スパイ小説では、ジョン・ル・カレのスマイリーものの3部作(イギリス情報部員ジョージ・スマイリーとKGB幹部のカーラとの情報戦を描いたもの)も有名なので読んでみた。作品としては面白いが、なぜか文章が読みにくい。他の作品も同様に読みにくい。訳が下手なのか、文体の好みによるものなのかと思っていたところ、佐藤至先生から「あれは原文自体が変らしい。」と聞いて納得した。なお、3部作の最初の「ティンカー、テイラー、ソルジャー、スパイ」は、昨年あたり「裏切りのサーカス」という題名で映画化されている。また、イギリスのスパイものでは、グレアム・グリーン(映画で有名な「第三の男」の作者)の「ヒューマン・ファクター」が秀逸でお勧めだ。解説者によればミステリにして純文学なのだそうだが、なぜそうなのか私にはさっぱりわからない。

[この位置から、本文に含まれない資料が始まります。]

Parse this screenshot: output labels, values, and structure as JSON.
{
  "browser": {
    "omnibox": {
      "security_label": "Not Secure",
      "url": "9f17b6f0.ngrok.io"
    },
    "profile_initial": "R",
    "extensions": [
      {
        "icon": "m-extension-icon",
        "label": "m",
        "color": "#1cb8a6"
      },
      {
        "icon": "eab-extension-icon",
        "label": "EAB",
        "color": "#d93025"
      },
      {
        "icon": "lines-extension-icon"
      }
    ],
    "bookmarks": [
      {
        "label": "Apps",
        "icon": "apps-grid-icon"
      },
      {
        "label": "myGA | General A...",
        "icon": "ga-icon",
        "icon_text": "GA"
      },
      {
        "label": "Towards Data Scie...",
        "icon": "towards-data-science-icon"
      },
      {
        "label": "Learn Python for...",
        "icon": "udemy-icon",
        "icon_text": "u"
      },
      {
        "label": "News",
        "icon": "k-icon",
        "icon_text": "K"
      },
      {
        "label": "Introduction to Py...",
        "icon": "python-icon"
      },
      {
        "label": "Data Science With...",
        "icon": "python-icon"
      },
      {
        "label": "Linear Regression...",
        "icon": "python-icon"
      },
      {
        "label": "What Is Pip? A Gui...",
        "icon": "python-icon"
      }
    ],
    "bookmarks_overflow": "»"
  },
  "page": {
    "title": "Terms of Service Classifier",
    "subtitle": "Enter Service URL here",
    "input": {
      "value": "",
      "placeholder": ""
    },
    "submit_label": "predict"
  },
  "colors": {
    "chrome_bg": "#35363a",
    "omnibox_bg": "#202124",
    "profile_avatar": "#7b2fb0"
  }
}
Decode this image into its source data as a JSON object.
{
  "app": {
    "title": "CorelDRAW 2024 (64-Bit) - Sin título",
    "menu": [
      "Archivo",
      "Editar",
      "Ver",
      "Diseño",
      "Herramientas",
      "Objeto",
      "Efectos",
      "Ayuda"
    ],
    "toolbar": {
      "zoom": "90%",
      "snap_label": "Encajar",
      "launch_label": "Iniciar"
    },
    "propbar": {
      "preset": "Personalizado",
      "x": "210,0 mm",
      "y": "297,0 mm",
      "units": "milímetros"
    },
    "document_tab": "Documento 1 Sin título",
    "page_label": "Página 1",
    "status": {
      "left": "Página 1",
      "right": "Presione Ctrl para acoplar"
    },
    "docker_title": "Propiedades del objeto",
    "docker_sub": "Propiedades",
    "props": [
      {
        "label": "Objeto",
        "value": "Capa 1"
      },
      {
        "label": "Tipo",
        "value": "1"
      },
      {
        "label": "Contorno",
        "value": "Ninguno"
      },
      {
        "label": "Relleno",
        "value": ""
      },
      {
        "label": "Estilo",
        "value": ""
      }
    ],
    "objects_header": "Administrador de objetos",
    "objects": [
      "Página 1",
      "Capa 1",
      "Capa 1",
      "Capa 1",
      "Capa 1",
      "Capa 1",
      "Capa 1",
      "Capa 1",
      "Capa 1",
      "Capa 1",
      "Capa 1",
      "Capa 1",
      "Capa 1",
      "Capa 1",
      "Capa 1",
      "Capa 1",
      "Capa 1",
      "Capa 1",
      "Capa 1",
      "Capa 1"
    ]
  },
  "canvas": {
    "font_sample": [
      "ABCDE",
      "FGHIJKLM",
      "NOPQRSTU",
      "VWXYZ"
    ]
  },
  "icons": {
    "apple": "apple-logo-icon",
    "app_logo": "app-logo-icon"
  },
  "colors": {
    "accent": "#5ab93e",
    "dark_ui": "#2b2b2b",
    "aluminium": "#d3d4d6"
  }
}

有名なイギリスの冒険小説に「深夜プラス1」(ギャビン・ライアル作)という作品がある。ハヤカワ文庫から出ているが、その解説には「深夜プラス1」のようなすぐれたエンターテインメントの条件は再読、いや再々読に耐えるということだとあった。冒険小説などは、暇つぶしに読むもので、私の場合、移動中や寝っ転がって読むことが多く、一度読んだらそれっきりというものがほとんどであるが、前回の月報で紹介した諸作品や、本書「燃える男」も含めて今日ここに挙げた冒険小説は、確かに再読に耐える小説である。私も3回以上は読んでいて、ほかの本は捨てたりしても、ずっと本棚の片隅を飾っている。